The paper also tackles the Binary LWE problem, where both secret and error are binary. By adapting an idea of Lyubashevsky, the authors generate many “synthetic” samples from a small set of genuine samples, while controlling the statistical distance via KL‑divergence bounds. This yields a sub‑exponential algorithm for Binary LWE with only n samples, matching the same 2^{(ln 2/2 + o(1))·n/ log log n} complexity.

Two notable applications are discussed. First, the authors argue that the NTRU cryptosystem can be attacked in sub‑exponential time using their method, assuming the heuristic that the rotational symmetry of NTRU samples does not significantly impede BKW‑type algorithms. Although a large hidden constant means current NTRU parameters remain safe in practice, the result provides a theoretical break. Second, they apply the technique to low‑density subset‑sum problems (density o(1)), achieving sub‑exponential time where previous lattice‑based algorithms required exponential time. This also allows breaking a cryptosystem proposed at TCC 2010 that is based on such subset‑sum instances.
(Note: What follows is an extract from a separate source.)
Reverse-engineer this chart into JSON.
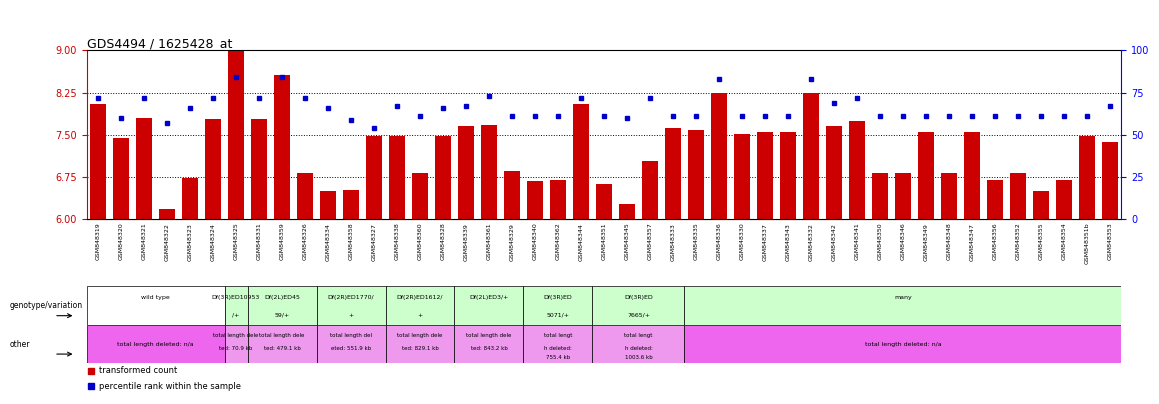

Experimental results confirm the theoretical claims: the improved BKW algorithm solves the 128‑dimensional instance in about 12 hours, and simulations show that for dimensions up to roughly 200 the sub‑exponential behavior persists for the BDD, GapSVP, and UniqueSVP variants.
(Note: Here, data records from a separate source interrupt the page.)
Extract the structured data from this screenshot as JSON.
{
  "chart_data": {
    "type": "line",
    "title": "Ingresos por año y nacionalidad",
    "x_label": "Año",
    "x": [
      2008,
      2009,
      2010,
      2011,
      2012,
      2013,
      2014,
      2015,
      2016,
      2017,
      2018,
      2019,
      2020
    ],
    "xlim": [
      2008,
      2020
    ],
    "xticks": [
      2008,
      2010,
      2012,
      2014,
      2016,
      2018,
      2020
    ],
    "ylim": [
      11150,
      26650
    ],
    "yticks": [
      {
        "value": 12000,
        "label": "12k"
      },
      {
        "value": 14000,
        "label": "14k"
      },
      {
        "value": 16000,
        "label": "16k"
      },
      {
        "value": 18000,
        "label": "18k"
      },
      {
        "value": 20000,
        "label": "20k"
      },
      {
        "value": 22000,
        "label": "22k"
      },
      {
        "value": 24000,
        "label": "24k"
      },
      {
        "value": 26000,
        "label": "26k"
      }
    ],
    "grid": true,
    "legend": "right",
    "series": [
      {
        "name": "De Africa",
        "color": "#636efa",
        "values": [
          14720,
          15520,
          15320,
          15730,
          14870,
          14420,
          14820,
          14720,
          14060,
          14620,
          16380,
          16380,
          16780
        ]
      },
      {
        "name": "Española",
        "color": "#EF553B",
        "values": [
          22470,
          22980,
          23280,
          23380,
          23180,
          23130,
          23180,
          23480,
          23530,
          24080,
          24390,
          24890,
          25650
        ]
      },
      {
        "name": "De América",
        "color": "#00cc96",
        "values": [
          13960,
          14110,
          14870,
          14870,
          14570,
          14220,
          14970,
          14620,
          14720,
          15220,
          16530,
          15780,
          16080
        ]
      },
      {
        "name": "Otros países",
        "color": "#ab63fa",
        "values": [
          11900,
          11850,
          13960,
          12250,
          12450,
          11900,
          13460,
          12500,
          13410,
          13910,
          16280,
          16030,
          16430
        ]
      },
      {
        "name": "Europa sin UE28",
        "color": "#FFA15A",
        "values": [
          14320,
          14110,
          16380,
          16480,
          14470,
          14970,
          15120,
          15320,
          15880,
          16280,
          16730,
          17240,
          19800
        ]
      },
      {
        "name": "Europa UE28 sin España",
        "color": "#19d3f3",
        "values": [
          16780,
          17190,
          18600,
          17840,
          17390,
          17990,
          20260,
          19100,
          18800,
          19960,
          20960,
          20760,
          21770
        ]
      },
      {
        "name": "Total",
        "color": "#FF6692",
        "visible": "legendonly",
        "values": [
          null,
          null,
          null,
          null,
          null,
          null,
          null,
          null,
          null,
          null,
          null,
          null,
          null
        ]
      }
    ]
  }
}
In summary, the paper makes three core contributions: (1) a quantization step that refines modulus switching and dramatically reduces the sample complexity of BKW; (2) a unified reduction framework that maps several constrained lattice problems to quantized LWE, yielding sub‑exponential algorithms; and (3) concrete applications to Binary LWE, NTRU, and low‑density subset‑sum, demonstrating both theoretical breakthroughs and practical relevance. The work opens new avenues for analyzing the security of lattice‑based cryptography and suggests further research into optimal quantization parameters, tighter statistical analyses of sample reuse, and practical implementations that balance memory and time constraints.